Developers experience reduced efficiency gains when combining in-code suggestions and chat prompts in a single task with generative AI tools.

A machine-rendered reading of the paper's core claim, the machinery that carries it, and where it could break.

This paper investigates professional developers' experiences with generative AI coding assistants in their actual work environments using a mixed-methods approach that combines controlled sessions with natural work periods. It establishes that while each interaction type—in-code suggestions or chat-based prompting—boosts efficiency and lowers workload on its own, using both together in one task reduces those advantages. Developers report satisfaction with the tools especially for structured and repetitive tasks, and the study itself increased their mindful use of AI. The findings highlight how task characteristics should determine the choice of interaction mode to optimize outcomes.

Core claim

In a mixed-methods field study, developers showed satisfaction with generative AI for monotonous, repetitive, and structured tasks and perceived efficiency and productivity gains. In-code suggestions and chat-based prompting each improved task efficiency and reduced perceived workload independently, but combining them within a single task diminished the benefits. A rule-of-thumb is proposed for selecting an interaction type based on task characteristics. During development-heavy tasks, perceived cognitive load arises from AI interaction while perceived productivity depends on AI output quality. Participation in the study positively influenced developers' awareness and intentional use of GenA

What carries the argument

The differentiated effects of in-code suggestions versus chat-based prompting interaction types, with diminishing benefits observed specifically from their combination within one task.

If this is right

  • Task characteristics should guide selection of a single interaction type to maximize efficiency and workload reduction.
  • In development-heavy tasks, perceived cognitive load stems from the act of interacting with AI rather than task demands alone.
  • Perceived productivity in development-heavy tasks hinges on the quality of AI-generated output.
  • Real-world mixed-methods designs combining controlled and natural periods capture experiences more accurately than purely lab-based studies.
  • Involvement in such studies can increase developers' awareness and lead to more intentional tool usage afterward.

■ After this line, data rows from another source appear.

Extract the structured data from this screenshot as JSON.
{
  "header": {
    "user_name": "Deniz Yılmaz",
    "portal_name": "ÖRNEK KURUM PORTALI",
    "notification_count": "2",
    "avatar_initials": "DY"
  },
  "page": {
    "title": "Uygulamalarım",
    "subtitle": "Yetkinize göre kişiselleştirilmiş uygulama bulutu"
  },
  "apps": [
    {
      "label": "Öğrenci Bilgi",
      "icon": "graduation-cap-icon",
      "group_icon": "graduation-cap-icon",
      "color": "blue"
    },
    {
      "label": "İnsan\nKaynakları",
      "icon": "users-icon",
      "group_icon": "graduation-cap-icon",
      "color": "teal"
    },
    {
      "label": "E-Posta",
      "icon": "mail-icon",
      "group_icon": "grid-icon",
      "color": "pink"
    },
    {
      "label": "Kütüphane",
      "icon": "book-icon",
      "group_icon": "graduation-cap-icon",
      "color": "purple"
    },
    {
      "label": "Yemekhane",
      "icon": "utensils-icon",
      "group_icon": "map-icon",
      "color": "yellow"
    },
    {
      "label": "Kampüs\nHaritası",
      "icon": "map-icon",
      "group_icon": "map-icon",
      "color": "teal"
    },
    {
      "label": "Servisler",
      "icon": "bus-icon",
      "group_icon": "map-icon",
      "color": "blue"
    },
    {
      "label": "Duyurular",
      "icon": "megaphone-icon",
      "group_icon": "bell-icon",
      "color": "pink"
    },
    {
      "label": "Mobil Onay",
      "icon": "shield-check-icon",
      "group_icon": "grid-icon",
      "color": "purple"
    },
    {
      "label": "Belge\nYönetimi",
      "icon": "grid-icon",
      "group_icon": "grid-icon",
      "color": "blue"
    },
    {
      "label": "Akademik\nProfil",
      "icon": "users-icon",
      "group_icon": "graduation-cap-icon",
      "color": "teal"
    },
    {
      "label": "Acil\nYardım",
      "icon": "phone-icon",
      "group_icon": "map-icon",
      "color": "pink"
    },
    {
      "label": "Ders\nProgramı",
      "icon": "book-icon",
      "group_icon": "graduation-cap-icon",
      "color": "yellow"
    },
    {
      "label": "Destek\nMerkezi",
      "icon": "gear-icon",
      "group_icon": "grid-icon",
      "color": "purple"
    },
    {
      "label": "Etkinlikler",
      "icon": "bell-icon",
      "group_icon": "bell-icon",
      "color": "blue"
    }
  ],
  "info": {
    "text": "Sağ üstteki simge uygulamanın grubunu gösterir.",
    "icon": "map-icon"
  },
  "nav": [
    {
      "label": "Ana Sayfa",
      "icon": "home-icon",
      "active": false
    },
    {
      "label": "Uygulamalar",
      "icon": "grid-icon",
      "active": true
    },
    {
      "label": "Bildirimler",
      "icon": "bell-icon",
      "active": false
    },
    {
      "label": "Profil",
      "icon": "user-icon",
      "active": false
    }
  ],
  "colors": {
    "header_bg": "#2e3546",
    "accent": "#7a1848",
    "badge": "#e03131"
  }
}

Where Pith is reading between the lines

These are editorial extensions of the paper, not claims the author makes directly.

  • Tool interfaces could be redesigned to minimize easy switching between modes mid-task, reducing the risk of unintended combinations.
  • The rule-of-thumb for mode selection might be tested for transferability across different programming domains or team structures.
  • Reflective participation in studies could serve as a lightweight intervention to improve how teams adopt and use AI coding tools.

Load-bearing premise

The study design assumes that combining controlled sessions with natural work periods provides an accurate representation of developers' genuine experiences and preferences without the study itself significantly altering behavior or introducing bias in self-reports.

What would settle it

A follow-up experiment that measures objective task completion time and error rates for developers randomly assigned to use only one interaction type versus both types on identical tasks, with participants unaware they are being compared on interaction mode.

read the original abstract

With the growing adoption of AI-powered coding assistants, organizations and developers are increasingly seeking to optimize their interaction with these tools. Prior research has largely focused on output quality and productivity gains, with limited attention paid to developers' well-being and interaction experiences. This paper presents a developer-centered empirical mixed-methods study to investigate how professional developers engage with Generative AI (GenAI) in their natural work environment. Controlled data collection sessions are combined with natural work periods. Results show that developers are generally satisfied with GenAI, particularly for monotonous, repetitive, and structured tasks, and report perceived efficiency and productivity gains. Copilot interaction type preferences differ by task type and complexity: While both in-code suggestions and chat-based prompting independently improve task efficiency and reduce perceived workload, combining these interaction types within a single task diminishes benefits. We propose a rule-of-thumb for selecting an interaction type based on task characteristics. During development-heavy tasks, results indicate that perceived cognitive load arises from AI interaction, while perceived productivity depends on AI output quality. Participation in this study positively influenced developers' awareness and intentional use of GenAI tools. These findings demonstrate the value of real-world, mixed-methods study designs to understand GenAI tools and developers' experiences with them.

Editorial analysis

A structured set of objections, weighed in public.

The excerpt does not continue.